Although questions remain about the deaths of six workers at the Amazon warehouse in Edwardsville, Ill., we do know one thing: While extreme weather events are rare (although becoming increasingly less so), safety problems at Amazon are terribly common. Its facilities are massive, the pace of the order fulfillment process is punishing, and many buildings are not climate-controlled. Turnover and injury rates are high. According to OSHA data from 2020, for every 200,000 hours worked at an Amazon warehouse in the United States, there were 5.9 serious accidents, which is close to double the rate of non-Amazon warehouses—higher than construction, coal mining, and most manufacturing. A 2020 study by Reveal, based on three years of weekly data, found that the Edwardsville warehouse had an injury rate of 9.5 in 2018 and 6.6 in 2019.
Amazon’s introduction of one-day shipping created an unprecedented demand for workers. Two years ago, its global workforce numbered approximately 650,000; now it’s 1.2 million—and that doesn’t count the half-million delivery drivers in the US who are contractors but really should be considered employees. Beginning in July 2020, Amazon has hired an estimated 2,800 workers a day. Labor historians say that the closest comparisons are the hiring in the shipbuilding sector during the early years of World War II and in the postwar home building industry.
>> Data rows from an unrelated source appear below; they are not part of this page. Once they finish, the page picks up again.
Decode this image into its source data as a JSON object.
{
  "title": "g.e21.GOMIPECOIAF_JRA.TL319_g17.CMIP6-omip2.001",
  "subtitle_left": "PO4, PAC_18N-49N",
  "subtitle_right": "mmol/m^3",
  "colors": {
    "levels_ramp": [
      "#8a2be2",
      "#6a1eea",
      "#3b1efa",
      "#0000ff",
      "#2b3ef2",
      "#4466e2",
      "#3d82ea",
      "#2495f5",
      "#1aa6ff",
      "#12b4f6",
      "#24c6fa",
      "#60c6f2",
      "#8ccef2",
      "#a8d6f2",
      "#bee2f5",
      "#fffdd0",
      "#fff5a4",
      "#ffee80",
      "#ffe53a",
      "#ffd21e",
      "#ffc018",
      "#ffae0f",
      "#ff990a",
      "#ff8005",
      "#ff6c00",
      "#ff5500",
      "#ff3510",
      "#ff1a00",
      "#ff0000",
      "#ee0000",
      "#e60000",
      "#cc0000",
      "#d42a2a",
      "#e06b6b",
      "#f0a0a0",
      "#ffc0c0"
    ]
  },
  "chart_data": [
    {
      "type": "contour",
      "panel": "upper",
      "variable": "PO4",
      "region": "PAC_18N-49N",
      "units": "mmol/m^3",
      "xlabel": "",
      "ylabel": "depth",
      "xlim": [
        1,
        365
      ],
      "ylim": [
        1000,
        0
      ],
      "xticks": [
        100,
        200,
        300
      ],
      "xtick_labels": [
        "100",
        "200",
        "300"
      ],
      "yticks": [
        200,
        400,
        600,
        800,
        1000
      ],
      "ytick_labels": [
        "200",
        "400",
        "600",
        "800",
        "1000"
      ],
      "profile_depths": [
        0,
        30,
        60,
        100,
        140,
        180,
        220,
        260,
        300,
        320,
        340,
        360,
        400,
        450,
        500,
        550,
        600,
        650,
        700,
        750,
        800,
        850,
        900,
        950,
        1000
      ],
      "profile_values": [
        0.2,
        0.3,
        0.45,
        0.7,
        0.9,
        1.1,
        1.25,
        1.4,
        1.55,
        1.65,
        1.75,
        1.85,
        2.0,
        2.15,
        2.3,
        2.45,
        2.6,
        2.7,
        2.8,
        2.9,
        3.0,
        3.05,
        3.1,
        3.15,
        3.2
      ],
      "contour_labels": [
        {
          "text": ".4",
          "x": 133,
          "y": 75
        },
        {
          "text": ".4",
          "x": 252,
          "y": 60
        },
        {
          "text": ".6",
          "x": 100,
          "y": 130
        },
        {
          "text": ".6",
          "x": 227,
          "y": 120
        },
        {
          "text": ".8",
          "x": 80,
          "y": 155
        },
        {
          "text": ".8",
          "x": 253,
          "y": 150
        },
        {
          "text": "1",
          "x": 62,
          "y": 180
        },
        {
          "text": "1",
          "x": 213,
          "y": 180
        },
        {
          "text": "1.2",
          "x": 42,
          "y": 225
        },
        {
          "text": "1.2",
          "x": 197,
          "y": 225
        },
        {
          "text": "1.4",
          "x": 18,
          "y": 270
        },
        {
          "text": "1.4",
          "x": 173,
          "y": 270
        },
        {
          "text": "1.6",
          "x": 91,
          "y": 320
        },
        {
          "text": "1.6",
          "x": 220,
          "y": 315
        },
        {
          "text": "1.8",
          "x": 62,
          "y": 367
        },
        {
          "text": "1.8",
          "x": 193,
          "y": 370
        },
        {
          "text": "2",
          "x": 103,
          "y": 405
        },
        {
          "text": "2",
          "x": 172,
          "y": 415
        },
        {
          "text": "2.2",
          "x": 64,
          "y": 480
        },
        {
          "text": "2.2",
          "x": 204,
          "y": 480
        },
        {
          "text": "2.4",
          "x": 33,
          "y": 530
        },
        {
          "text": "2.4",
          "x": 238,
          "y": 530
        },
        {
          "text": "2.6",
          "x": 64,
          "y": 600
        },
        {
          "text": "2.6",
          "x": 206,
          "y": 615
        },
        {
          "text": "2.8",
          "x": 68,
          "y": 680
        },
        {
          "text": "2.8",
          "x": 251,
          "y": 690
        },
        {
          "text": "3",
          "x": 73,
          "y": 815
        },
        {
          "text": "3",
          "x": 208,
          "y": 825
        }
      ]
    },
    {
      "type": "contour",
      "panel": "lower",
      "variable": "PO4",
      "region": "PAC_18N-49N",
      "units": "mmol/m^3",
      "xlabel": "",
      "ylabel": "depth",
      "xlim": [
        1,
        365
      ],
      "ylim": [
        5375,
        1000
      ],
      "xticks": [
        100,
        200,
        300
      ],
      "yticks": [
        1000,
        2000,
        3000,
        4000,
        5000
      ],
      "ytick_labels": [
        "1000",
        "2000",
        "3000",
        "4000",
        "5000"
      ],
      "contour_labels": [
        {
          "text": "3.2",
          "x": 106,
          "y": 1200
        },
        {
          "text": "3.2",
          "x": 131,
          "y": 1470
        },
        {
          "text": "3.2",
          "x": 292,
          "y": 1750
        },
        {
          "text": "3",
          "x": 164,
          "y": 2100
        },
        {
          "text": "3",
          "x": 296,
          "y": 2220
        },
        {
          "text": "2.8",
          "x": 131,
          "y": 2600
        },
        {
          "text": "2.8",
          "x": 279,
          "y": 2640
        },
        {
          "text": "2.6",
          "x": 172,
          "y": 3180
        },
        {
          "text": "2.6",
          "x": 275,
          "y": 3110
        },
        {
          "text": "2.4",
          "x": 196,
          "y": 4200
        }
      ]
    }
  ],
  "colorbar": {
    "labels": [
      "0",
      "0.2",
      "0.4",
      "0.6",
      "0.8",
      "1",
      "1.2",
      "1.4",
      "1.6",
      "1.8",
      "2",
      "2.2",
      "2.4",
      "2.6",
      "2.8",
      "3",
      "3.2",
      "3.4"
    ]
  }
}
When tornado warnings flashed across people’s screens on December 10, most Amazon warehouse workers likely didn’t see them. Many believed that the company prohibited cell phones on the warehouse floor, so many people in the Edwardsville facility couldn’t monitor the weather, reach their families, or contact emergency responders. Supervisors ordered some workers not to leave. Workers were left to shelter in the bathrooms. And when the tornado hit, the roof and two walls collapsed, gas leaked into the building, and six people died. It appears there was no emergency plan.
Minimizing workplace injuries, particularly in warehouses with such high turnover, requires rigorous safety protocols, contingency planning, frequent trainings offered by organizations that workers trust, and whistleblower protections. And multiple studies show that unionization and workplace health and safety committees improve worker safety. Unions educate workers about workplace hazards and protect their members from retaliation if they speak up about dangerous conditions. But Amazon has gone to extreme lengths to keep unions out. Since 2020, there have been at least 37 charges filed with the National Labor Relations Board against Amazon in 20 cities. In cases of extreme asymmetries of power between workers and their employers, unions have made an enormous difference to worker safety. Might a union in the Edwardsville facility have led to a different outcome when disaster hit?